When Hazelcast serializes an object:

  1. It first checks whether the object is null.

  2. If the above check fails, and the Compact Serialization (BETA) is enabled, then Hazelcast looks for a user-specified CompactSerializer.

  3. If the above check fails, then Hazelcast checks if it is an instance of com.hazelcast.nio.serialization.DataSerializable or com.hazelcast.nio.serialization.IdentifiedDataSerializable.

  4. If the above check fails, then Hazelcast checks if it is an instance of com.hazelcast.nio.serialization.Portable.

  5. If the above check fails, then Hazelcast checks if it is an instance of one of the default types.

  6. If the above check fails, then Hazelcast looks for a user-specified Custom Serializer, i.e. an implementation of ByteArraySerializer or StreamSerializer. Custom serializer is searched using the input Object’s Class and its parent class up to Object. If parent class search fails, all interfaces implemented by the class are also checked (excluding java.io.Serializable and java.io.Externalizable).

  7. If the above check fails, then Hazelcast checks if it is an instance of java.io.Serializable or java.io.Externalizable and a Global Serializer is not registered with Java Serialization Override feature.

  8. If the above check fails, Hazelcast uses the registered Global Serializer if one exists.

  9. If the above check fails, and the Compact Serialization (BETA) is enabled, then Hazelcast tries to extract a schema out of the Object’s class automatically, if possible.

If all the above checks fail, then serialization fails. When a class implements multiple interfaces, the above steps are important to determine the serialization mechanism that Hazelcast uses. When a class definition is required for any of these serializations, you need to have all the classes needed by the application on your classpath because Hazelcast does not download them automatically, unless you are using user code deployment.

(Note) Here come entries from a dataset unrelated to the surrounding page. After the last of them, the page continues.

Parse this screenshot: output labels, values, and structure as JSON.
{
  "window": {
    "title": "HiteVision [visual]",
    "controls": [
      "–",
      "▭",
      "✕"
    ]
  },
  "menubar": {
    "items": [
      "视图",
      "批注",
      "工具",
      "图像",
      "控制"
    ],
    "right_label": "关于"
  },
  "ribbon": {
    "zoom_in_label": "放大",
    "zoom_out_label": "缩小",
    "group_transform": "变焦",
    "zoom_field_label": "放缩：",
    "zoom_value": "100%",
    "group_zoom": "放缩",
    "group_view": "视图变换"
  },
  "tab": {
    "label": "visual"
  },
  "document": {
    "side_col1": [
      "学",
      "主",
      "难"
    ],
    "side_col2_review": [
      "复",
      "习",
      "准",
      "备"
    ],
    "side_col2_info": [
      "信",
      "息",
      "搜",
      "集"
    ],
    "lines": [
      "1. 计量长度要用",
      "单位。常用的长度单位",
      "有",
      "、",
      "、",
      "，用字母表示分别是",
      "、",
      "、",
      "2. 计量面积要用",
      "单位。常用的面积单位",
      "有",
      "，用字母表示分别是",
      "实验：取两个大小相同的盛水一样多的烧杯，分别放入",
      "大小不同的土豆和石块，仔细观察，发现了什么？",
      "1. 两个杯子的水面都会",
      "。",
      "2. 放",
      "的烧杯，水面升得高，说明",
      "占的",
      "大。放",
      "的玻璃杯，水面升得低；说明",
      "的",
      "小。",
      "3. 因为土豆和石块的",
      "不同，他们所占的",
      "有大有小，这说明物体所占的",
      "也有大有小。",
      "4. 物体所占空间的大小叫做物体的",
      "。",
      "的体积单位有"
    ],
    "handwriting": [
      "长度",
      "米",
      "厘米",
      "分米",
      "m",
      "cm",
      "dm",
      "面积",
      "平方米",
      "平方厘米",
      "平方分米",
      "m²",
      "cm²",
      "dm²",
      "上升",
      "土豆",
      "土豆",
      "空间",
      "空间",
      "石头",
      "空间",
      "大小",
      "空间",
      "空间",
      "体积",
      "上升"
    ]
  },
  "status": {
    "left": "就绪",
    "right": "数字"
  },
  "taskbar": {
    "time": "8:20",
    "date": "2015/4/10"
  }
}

Data Types with Built-In Serialization

By default, Hazelcast optimizes the serialization for the following data types. You do not need to serialize or deserialize these types yourself:

  • Class, Optional, Date, BigInteger, BigDecimal, ArrayList, LinkedList, CopyOnWriteArrayList/Set, HashMap/Set, ConcurrentSkipListMap/Set, ConcurrentHashMap, LinkedHashMap/Set, TreeMap/Set, ArrayDeque, LinkedBlockingQueue, ArrayBlockingQueue, PriorityBlockingQueue, PriorityQueue, DelayQueue, SynchronousQueue, LinkedTransferQueue

If you would rather implement your own serialization for these types, you can configure Hazelcast to enable overriding the default serializers.